En attendant le CHUM

Je lisais ce matin sur la Cyberpresse un article qui parle du nouveau Centre hospitalier de l’Université de Montréal (CHUM).

Le CHUM est «bienvenu» au centre-ville, mais il devra être moins colossal et moins haut. Telle est la conclusion de l’Office de consultation publique de Montréal (OCPM), qui recommande au CHUM de refaire ses devoirs à tous les niveaux, ou presque.

Trois mois après avoir entendu 400 personnes, dont plusieurs experts, et lu 34 mémoires, l’Office a déposé, hier, un rapport d’une cinquantaine de pages qui s’attaque autant à l’architecture, à l’intégration urbaine et à la circulation, qu’à l’impact du projet sur les résidants du centre-ville.

C’est bien, très bien même. Mais pendant que tout le monde et son beau-frère font des études, qui fait quoi pour améliorer la qualité des soins aux patients aujourd’hui? Je veux dire, s’il est essentiel de planifier intelligemment ce nouveau centre hospitalier qui devrait voir le jour en 2010, qu’est-ce qui se fait concrètement dans les immeubles vétustes qui composent actuellement le CHUM?

En fait, on rafistole. Il suffit de se pointer à l’Hôtel-Dieu ou à St-Luc pour constater l’état des lieux. Et on gère ce rafistolage de façon lamentable. Vous voulez un exemple? La journée où je me suis rendu à l’Hôtel-Dieu passer un PET scan, j’ai constaté que ce secteur de l’hôpital était en rénovation. Ce qui est ridicule, c’est qu’un administrateur quelconque avait autorisé pour cette journée la poursuite des travaux. Alors, le matin, le personnel arrive, avec un horaire chargé de patients pour des scans, et les travailleurs arrivent. Évidemment, ils ont dû rebrousser chemin puisqu’il y avait des patients et des examens toute la journée. Mais ils ont été payés pour leur déplacement, ce qui est normal. Ce qui n’est pas normal, c’est qu’un supposé gestionnaire gaspille ainsi les fonds publics et s’avère incapable d’une planification intelligente.
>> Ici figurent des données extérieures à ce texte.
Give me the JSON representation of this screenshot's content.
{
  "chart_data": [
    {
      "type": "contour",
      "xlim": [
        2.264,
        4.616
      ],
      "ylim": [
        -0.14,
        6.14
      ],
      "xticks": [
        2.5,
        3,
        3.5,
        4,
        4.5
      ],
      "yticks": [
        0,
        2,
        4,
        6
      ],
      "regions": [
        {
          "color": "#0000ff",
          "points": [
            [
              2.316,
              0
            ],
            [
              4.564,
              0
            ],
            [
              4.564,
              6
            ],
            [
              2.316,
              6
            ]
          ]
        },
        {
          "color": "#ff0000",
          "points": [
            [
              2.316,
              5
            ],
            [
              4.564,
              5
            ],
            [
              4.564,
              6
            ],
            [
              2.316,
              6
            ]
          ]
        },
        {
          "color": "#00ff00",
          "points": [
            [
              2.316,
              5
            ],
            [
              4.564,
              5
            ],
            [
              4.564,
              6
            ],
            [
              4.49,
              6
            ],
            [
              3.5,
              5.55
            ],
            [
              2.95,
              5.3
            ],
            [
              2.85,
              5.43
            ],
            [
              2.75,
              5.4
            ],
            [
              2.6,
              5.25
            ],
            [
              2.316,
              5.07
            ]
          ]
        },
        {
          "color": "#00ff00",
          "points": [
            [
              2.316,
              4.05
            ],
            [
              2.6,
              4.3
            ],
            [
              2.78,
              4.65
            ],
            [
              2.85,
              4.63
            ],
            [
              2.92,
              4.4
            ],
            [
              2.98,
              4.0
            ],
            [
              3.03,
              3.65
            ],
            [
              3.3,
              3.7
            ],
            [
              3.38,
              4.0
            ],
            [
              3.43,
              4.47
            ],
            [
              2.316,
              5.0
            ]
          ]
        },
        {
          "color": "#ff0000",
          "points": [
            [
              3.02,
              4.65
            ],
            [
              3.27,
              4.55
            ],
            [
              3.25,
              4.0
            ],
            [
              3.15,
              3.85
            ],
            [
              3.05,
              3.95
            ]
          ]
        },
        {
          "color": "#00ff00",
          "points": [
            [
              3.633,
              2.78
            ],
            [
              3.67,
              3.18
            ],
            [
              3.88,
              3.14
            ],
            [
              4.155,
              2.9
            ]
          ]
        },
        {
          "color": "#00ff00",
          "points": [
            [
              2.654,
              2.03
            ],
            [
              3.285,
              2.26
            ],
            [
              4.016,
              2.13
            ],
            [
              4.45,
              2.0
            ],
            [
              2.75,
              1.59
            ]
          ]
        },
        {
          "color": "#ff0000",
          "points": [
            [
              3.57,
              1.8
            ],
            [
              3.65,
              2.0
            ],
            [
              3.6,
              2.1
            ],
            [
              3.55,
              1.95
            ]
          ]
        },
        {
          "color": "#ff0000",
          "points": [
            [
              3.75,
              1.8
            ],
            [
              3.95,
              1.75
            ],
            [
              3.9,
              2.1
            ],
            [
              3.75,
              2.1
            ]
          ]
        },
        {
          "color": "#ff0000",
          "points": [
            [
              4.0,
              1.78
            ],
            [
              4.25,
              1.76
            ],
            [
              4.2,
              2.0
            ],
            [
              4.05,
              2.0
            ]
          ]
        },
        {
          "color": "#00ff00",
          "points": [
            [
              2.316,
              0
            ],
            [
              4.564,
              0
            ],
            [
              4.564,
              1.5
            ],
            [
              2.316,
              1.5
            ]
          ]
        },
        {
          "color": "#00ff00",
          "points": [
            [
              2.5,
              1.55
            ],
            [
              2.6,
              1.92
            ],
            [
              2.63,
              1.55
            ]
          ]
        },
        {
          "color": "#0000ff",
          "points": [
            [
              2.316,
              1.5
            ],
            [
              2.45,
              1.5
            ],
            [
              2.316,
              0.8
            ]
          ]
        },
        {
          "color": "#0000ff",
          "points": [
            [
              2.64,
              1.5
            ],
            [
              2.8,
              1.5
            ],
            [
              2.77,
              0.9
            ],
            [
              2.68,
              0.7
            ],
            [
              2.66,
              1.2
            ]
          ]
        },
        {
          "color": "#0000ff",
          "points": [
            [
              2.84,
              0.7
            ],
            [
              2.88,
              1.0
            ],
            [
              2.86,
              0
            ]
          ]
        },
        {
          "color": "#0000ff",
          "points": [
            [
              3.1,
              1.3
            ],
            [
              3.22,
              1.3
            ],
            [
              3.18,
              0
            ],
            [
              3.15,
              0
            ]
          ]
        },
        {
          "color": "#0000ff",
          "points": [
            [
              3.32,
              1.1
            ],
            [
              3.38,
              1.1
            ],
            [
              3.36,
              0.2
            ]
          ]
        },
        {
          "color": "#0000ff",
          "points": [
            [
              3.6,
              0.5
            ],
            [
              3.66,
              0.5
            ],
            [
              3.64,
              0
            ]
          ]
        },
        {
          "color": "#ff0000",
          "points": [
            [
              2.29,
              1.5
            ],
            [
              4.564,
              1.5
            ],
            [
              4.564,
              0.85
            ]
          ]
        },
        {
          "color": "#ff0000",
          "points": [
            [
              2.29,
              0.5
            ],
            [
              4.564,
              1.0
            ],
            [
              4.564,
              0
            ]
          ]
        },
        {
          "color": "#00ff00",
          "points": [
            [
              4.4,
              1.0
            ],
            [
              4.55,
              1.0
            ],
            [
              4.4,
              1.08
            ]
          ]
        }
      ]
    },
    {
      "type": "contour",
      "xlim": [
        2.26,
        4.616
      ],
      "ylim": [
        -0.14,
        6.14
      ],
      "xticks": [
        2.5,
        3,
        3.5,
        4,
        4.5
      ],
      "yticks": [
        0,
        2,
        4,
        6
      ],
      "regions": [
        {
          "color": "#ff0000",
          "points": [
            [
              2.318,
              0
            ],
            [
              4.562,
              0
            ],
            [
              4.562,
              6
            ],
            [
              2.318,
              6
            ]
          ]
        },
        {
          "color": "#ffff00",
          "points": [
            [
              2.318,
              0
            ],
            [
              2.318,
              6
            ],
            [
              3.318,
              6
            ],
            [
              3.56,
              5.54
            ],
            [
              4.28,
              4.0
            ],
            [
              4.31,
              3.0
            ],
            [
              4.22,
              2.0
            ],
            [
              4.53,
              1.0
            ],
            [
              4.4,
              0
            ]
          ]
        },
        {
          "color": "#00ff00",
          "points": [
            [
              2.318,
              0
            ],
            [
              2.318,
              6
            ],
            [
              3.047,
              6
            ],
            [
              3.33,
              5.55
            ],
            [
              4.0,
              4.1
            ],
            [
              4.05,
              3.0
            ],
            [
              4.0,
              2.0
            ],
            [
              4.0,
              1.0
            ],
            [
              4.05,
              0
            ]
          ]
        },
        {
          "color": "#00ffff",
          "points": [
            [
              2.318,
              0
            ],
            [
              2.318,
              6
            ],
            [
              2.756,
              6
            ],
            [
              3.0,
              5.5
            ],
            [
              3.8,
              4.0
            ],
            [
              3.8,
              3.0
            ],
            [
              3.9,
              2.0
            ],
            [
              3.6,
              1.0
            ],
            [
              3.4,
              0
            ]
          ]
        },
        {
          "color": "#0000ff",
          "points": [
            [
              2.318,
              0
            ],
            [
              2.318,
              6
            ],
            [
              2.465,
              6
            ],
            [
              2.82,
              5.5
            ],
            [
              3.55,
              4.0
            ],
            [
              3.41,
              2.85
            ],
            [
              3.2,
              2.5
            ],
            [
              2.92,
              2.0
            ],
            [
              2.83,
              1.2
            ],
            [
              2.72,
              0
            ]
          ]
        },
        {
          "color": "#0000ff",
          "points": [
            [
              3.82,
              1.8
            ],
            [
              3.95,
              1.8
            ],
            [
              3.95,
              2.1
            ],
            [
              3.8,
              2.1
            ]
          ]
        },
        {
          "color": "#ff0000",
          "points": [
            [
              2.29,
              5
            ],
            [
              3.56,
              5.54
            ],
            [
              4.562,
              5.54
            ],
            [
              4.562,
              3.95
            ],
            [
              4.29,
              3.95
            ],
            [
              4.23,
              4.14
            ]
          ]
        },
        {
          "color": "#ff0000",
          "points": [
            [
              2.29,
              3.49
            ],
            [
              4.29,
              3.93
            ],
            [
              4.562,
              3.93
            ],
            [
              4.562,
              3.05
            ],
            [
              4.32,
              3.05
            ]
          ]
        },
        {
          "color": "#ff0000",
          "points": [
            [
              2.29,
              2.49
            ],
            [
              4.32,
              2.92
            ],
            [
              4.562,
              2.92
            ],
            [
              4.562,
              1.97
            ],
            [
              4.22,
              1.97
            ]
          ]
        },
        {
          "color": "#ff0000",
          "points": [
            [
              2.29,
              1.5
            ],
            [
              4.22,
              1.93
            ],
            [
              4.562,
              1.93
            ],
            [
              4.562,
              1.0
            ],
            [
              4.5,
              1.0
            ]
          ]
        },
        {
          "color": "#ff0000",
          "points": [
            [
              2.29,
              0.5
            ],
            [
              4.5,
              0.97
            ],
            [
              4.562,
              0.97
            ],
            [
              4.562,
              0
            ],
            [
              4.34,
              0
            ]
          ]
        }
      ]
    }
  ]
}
Et ce n’est qu’un tout petit cas dans un immense bourbier… Alors, pour l’instant, les patients vivent avec les rénovations, le personnel travaille dans un environnement physique qui est loin d’être idéal, et les commissions d’étude se succèdent - à coups de millions - pour évaluer tous les détails d’un projet de 1,6 milliards $ qui devrait voir le jour dans 3 ans.

Pas étonnant que la RAMQ et son merveilleux conseil des médicaments n’aie pas de fonds pour me payer le Nexavar pour traiter mon cancer!

 

3 Commentaires

  1. :-( Pas glop…

  2. trop frustrant de constater ces absurdités et dysfonctionnements! Quel gâchis! Entre la santé et l’éducation, il devrait y avoir une priorité absolue visant le 0 défaut, ou presque!

  3. mich de france

    Tout à fait d’accord!
    S’il est agréable d’être soigné dans le cadre le plus approprié et le plus net, il est indispensable de se sentir entouré des attentions appropriées; la qualité des soins doit primer.
    Espérons que le beau nouveau CHUM s’en souviendra à temps.